Completing "madisonfella"'s comment:

And that is why President Obama and I both support the addition of tens of millions of low-skill illegal immigrants breaking U.S. Laws.

Wow! It cannot organize its thoughts to see it is confused, stupid or an intentional dupe! As I live and breathe...

Rusty said...




Blogger Ann Althouse said...
Sorry about the comments I failed to recover.

Please don't take it personally. I deleted 50 posts that were all in a row. I had nothing to do with the content.

damn it Althouse! Wear your glasses.

Curious George said...

"OpenID madisonfella said...
Non-union prison guards in Wisconsin received a pay raise several months ago while prison guards that are members of a union did not. The union workers have been told that they can also get a raise, with back pay, if they decide to vote out their union.

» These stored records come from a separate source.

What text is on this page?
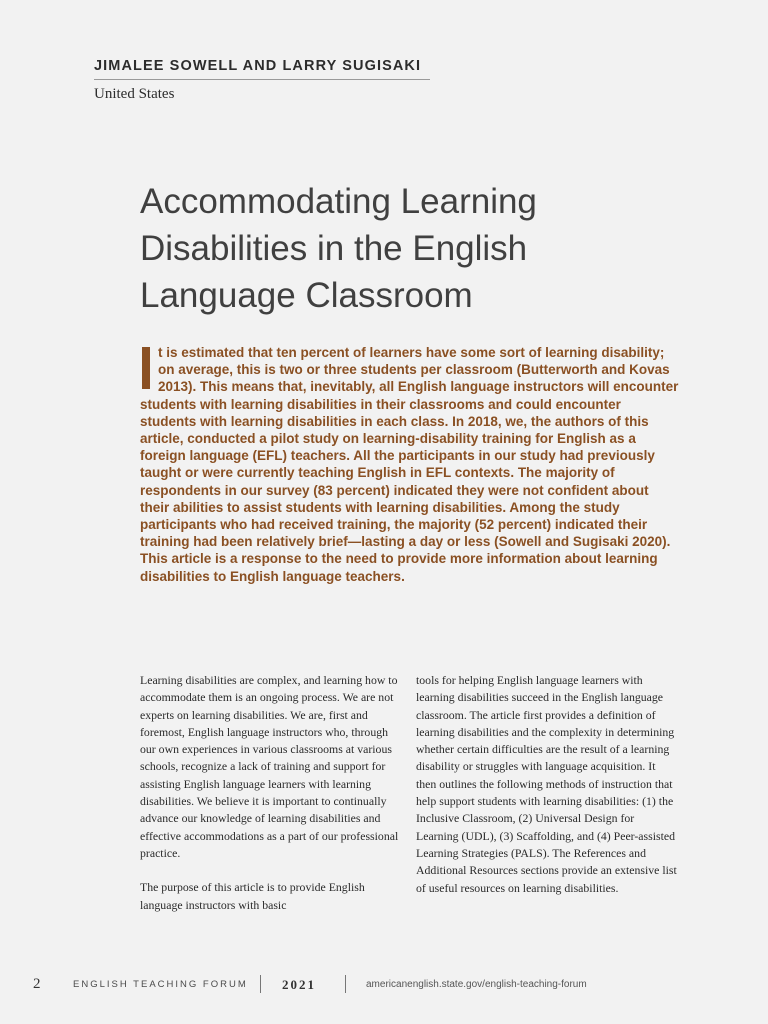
JIMALEE SOWELL AND LARRY SUGISAKI
United States
Accommodating Learning Disabilities in the English Language Classroom
t is estimated that ten percent of learners have some sort of learning disability; on average, this is two or three students per classroom (Butterworth and Kovas 2013). This means that, inevitably, all English language instructors will encounter students with learning disabilities in their classrooms and could encounter students with learning disabilities in each class. In 2018, we, the authors of this article, conducted a pilot study on learning-disability training for English as a foreign language (EFL) teachers. All the participants in our study had previously taught or were currently teaching English in EFL contexts. The majority of respondents in our survey (83 percent) indicated they were not confident about their abilities to assist students with learning disabilities. Among the study participants who had received training, the majority (52 percent) indicated their training had been relatively brief—lasting a day or less (Sowell and Sugisaki 2020). This article is a response to the need to provide more information about learning disabilities to English language teachers.

Learning disabilities are complex, and learning how to accommodate them is an ongoing process. We are not experts on learning disabilities. We are, first and foremost, English language instructors who, through our own experiences in various classrooms at various schools, recognize a lack of training and support for assisting English language learners with learning disabilities. We believe it is important to continually advance our knowledge of learning disabilities and effective accommodations as a part of our professional practice.

The purpose of this article is to provide English language instructors with basic

tools for helping English language learners with learning disabilities succeed in the English language classroom. The article first provides a definition of learning disabilities and the complexity in determining whether certain difficulties are the result of a learning disability or struggles with language acquisition. It then outlines the following methods of instruction that help support students with learning disabilities: (1) the Inclusive Classroom, (2) Universal Design for Learning (UDL), (3) Scaffolding, and (4) Peer-assisted Learning Strategies (PALS). The References and Additional Resources sections provide an extensive list of useful resources on learning disabilities.

2	ENGLISH TEACHING FORUM	2021	americanenglish.state.gov/english-teaching-forum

That is what Act 10 is designed to do. The law makes it illegal for a union worker to get any pay raises beyond the rate of inflation, yet non-union workers have no such limits and thus have received pay raises of anywhere from 2%-33%.

One of the main purposes of Act 10 was to "divide and conquer" (Scott Walker's exact words) the public sector employees, and so far it is working as intended. Hopefully Walker goes after the police and firefighter unions next, and then ban organized labor in the private sector as well. The reason the state's economy is in the crapper is because of high labor costs. We must compete on a global scale. The only way businesses will thrive is if wages are depressed even further then they currently are, and organized labor is standing in the way of us reaching that goal. These selfish union workers should be happy to even have a job, no matter what the pay is."

Again, this is bullshit. Can you provide any proof to this?

Original Mike said...

"I deleted 50 posts that were all in a row."

Touchscreen accident?

John henry said...

Don't really know what is going on with the union guards but if the union has negotiated a contract with the government that contract is binding.

If the contract called for a 1% or a 10% or a 0% raise, that is what the employer (state) is obliged to give them.

Non-union members can be given whatever raise is appropriate.

Blame the union contract, not the state.

I am pretty conversant with the law regarding unions, NLRA, NLRB etc. Govt unions are outside of the purview of NLRA. Relations with govt unions have all sort of funkiness that I am not familiar with.

For example, if there is a union contract in a private company, everyone in the bargaining unit is covered. Apparently in WI only union members are covered by the contract?

John Henry

Anonymous said...

Blame the union contract, not the state.

You must not be familiar with Act 10. The State of Wisconsin has banned practically everything from being in a public sector union contract. The only thing allowed by law to be in the contract is a pay increase that can not be higher than the rate of inflation.

This union shouldn't be blamed for the contract itself, rather they are dumb for even trying to negotiate a contract at all under those conditions. As it stands right now, the state is telling them to quit their union if they want any pay raise at all.

richardsson said...

I wonder if college adjuncts at state institutions might be covered by the same reasoning. Adjuncts get very little benefit (health care benefits, retirement) from union representation the dues for which are still deducted from their pay.